The manager came out twice saying that it wasn’t her job to organize the line, asking the crowd to keep their distance from one another and threatened to stop selling.
“I won’t be fined because of you,” you could see that she was stressed.
The saddest thing would be if she did good on her threat, for we ran the risk of receiving the chicken in poor condition, because the freezer for storing the product wasn’t freezing properly.
We were there a good while and the Head of the Sector came (the police officer in charge of a neighborhood, town or rural area), who began to try and organize the line that had become disorganized. As lots of people had cut in and nobody knew who was behind who, things began to get heated. There were signs it was going to become a rowdy brawl.
I was disgusted by so much humiliation. I thought about leaving, but my commitment to doing the same for my neighbor made me endure that suffering. I couldn’t leave when she had suffered all those times in my place.
So, there I was… under a scorching sun, fighting amidst people at the edge of their nerve.

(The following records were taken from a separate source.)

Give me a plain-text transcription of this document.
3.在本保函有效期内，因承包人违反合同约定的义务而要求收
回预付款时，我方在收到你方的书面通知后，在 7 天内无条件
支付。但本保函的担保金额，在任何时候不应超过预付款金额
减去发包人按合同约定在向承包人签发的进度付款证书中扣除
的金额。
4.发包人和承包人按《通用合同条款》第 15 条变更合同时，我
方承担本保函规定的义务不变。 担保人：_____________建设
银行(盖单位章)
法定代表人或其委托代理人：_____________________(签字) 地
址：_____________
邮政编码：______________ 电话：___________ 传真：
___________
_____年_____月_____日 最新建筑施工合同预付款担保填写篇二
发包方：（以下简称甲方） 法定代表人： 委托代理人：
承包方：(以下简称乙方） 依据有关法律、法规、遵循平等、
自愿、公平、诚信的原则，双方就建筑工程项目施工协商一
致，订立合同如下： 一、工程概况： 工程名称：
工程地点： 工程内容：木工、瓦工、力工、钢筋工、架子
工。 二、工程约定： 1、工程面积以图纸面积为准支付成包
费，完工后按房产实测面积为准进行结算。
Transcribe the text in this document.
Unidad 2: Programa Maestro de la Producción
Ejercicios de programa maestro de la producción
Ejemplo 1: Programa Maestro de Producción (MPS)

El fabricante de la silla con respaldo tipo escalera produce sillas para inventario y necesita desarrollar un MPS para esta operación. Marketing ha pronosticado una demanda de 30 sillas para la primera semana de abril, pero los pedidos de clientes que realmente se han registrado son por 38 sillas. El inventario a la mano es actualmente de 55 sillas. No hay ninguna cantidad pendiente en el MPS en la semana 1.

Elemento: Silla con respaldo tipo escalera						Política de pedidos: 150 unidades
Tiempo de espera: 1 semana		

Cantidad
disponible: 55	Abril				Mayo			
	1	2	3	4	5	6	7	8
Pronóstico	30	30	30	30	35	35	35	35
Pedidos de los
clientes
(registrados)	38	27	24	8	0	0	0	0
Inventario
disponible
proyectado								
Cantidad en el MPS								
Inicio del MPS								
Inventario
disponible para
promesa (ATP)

A woman complained and these were her words:
“This only happens in Puerta de Golpe, people organize themselves in Pinar and this insolence doesn’t happen.”
But I know that’s not true. I walk down the city’s streets pretty much every day, I see lines everywhere and I can see the same arguments and verbal violence among citizens.
Some three hours passed like this, until I could finally buy my pound of chicken.
A whole morning of anxiety to get a sad and simple pound of chicken.